When the institution closes, Jim is released, moves away from Stockholm, and has another chaotic, failed marriage with children. His fatal skid resumes. He never comes back into Jackie’s life except in a few fragmentary encounters. In retrospect she is clear-eyed about him, yet maintains an undemonstrable love for him.
“He has always … lived according to his own rules,” she tells us, “like an overgrown child, dangerous and unruly.… He has always done what he felt like doing, followed all his whims and instincts: dishonesty, deception, drink and desertion. I do not believe he has ever loved anyone.”
One supposes in such a novel that the sick people would be confused, delusional, and disoriented, while the sane must be clear-headed, living realistically in the real world. But no one in this story is firmly in the second category. Even the staff members are peculiar. Yes, Sabina is crazy; poor Olof is totally unequipped for the world outside; Jim is unable or unwilling to handle ordinary life or consider other people’s interests — he runs from life, even short of suicide.

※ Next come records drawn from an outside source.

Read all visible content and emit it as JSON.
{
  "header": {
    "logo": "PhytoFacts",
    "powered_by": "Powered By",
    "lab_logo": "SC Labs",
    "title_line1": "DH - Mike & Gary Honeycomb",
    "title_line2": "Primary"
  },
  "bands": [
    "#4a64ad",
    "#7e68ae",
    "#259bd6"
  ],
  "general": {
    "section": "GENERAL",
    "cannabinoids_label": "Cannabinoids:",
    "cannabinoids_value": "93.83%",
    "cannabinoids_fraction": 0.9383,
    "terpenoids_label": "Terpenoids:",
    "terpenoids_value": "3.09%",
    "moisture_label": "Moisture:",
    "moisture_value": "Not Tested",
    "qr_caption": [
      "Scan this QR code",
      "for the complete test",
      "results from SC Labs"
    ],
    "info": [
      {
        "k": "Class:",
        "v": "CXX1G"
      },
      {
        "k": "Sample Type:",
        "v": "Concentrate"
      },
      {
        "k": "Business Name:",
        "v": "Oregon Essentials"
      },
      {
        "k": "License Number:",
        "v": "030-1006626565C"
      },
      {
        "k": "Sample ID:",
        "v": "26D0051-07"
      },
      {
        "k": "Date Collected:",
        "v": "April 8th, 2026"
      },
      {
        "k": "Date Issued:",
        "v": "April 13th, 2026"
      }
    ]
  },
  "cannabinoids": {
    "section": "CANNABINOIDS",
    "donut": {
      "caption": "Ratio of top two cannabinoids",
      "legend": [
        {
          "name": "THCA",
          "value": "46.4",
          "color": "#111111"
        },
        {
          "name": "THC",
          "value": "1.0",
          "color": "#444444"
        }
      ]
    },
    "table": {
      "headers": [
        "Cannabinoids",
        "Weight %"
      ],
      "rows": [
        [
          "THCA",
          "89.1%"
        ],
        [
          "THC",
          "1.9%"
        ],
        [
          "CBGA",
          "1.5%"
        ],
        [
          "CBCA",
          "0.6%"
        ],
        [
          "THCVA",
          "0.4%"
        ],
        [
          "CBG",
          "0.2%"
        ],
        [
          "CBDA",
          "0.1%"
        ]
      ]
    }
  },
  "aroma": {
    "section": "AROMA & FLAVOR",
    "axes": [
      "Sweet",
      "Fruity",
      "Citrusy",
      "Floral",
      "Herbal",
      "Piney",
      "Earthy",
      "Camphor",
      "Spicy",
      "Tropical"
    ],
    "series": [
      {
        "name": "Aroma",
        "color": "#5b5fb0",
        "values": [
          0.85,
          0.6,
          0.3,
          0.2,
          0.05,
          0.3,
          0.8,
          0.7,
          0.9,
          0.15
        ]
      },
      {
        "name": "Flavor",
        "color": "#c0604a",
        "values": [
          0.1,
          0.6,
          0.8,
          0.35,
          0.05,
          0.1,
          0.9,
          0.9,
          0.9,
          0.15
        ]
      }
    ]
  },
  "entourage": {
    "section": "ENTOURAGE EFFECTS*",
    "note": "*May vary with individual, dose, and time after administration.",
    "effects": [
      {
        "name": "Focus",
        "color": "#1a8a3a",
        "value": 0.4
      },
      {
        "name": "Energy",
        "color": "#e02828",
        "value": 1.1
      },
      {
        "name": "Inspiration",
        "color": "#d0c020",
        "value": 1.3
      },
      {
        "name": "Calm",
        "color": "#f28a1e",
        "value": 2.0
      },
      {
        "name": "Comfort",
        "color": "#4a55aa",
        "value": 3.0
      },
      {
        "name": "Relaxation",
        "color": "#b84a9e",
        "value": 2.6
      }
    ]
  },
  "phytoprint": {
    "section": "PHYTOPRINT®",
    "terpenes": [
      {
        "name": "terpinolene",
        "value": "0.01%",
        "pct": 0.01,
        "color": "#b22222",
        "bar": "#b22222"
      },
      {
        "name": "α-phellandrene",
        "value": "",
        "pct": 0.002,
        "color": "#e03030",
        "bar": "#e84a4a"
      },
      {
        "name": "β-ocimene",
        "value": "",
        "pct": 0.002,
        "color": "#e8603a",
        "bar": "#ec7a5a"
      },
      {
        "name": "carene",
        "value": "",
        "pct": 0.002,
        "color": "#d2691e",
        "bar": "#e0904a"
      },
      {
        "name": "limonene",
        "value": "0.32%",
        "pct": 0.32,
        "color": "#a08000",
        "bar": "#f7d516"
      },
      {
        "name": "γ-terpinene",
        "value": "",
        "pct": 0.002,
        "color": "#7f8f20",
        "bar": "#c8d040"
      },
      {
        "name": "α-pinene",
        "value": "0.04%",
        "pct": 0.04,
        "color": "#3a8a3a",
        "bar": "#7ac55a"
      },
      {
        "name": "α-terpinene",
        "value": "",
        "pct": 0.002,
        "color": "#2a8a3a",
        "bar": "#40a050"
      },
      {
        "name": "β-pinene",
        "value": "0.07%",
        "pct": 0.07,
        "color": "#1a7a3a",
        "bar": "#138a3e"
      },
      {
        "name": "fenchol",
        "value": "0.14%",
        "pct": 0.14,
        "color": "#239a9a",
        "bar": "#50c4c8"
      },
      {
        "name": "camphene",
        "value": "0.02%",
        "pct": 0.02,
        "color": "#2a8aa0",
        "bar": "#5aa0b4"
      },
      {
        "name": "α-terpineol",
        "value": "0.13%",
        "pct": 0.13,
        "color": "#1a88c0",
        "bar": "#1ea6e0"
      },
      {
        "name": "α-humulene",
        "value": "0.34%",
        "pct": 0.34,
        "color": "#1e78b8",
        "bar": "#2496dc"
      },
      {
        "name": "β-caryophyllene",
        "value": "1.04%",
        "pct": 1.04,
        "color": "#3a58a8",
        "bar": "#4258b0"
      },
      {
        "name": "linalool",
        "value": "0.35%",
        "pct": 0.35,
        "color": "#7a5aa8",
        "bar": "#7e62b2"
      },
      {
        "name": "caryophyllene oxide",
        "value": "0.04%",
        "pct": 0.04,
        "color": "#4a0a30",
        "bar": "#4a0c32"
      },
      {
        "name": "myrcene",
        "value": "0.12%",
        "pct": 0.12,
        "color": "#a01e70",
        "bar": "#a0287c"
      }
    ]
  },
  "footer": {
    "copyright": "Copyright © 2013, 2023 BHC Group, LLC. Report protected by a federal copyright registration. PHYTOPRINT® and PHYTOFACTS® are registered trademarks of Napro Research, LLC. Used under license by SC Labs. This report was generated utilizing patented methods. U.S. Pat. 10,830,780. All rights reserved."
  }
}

But Jackie and Lone are also runaways in their fashion. Jackie leaves her husband (or boyfriend — more ambiguity) when she becomes pregnant — no reason is given — and her only close relationship seems to be with her son, Marion. “When I am older,” Jackie tells us, “it is Lone who keeps disappearing. She travels further and further away, wandering the other side of the world, where she photographs the devastation in disasters’ wake.… And while Lone is away everything falls into disrepair.”

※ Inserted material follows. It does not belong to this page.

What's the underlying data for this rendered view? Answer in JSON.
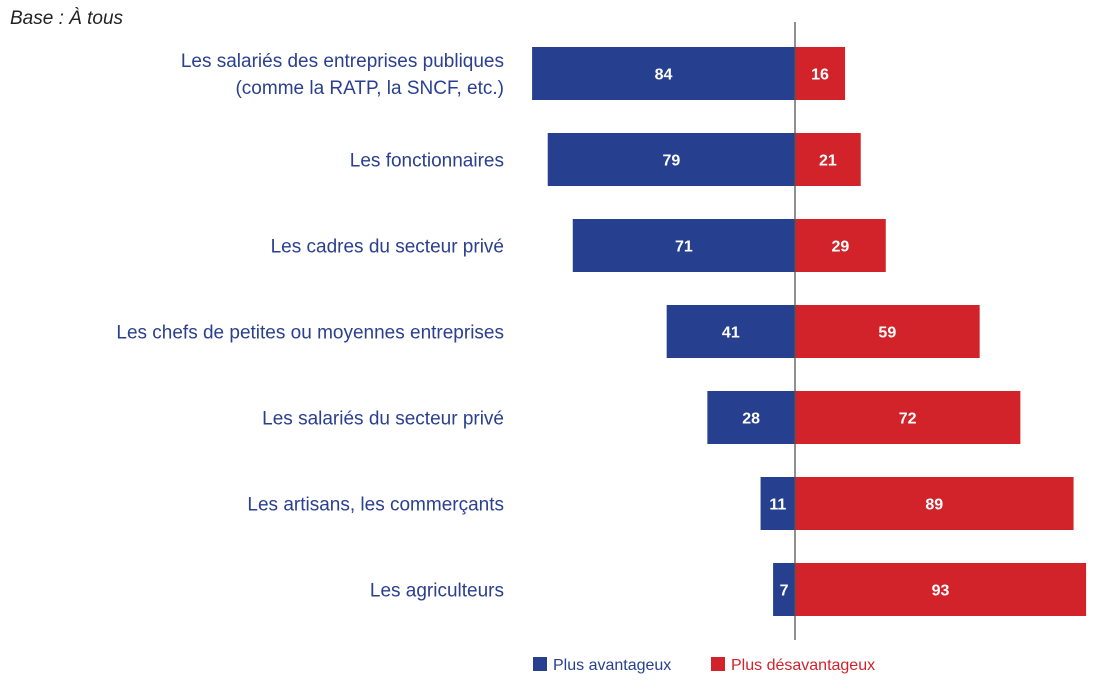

Disrepair is the leitmotif. The atmosphere throughout is dark and gray, tinting a sadness that to the narrator seems to be inexpressible. We learn very little about the inhabitants of Beckomberga — what motivated them, what caused their decisions, what indeed were their diagnoses. Still, Jackie’s compassion never wavers — they are lost, vulnerable, needy, intelligent, hurting terribly.
If the massive old hospital is a kind of prison, it is also for its inhabitants a place of safety and refuge — far, far from the terrible world of Frederick Wiseman’s Titicut Follies. It does not cure these characters, but then neither does the world outside. Stridsberg knows well of what she writes. The book is dedicated “to all those who passed through the hospital park at Beckomberga over the years 1932 to 1995, among them my family.”
Perhaps she knows her story too well to help her readers understand it. I felt the need to read it over again, almost line by line, to try to take in all that the narrator does little more than imply throughout. Even then, the deepest truth about Beckomberga and its shattered lives would remain beyond my grasp, as it might have for the writer.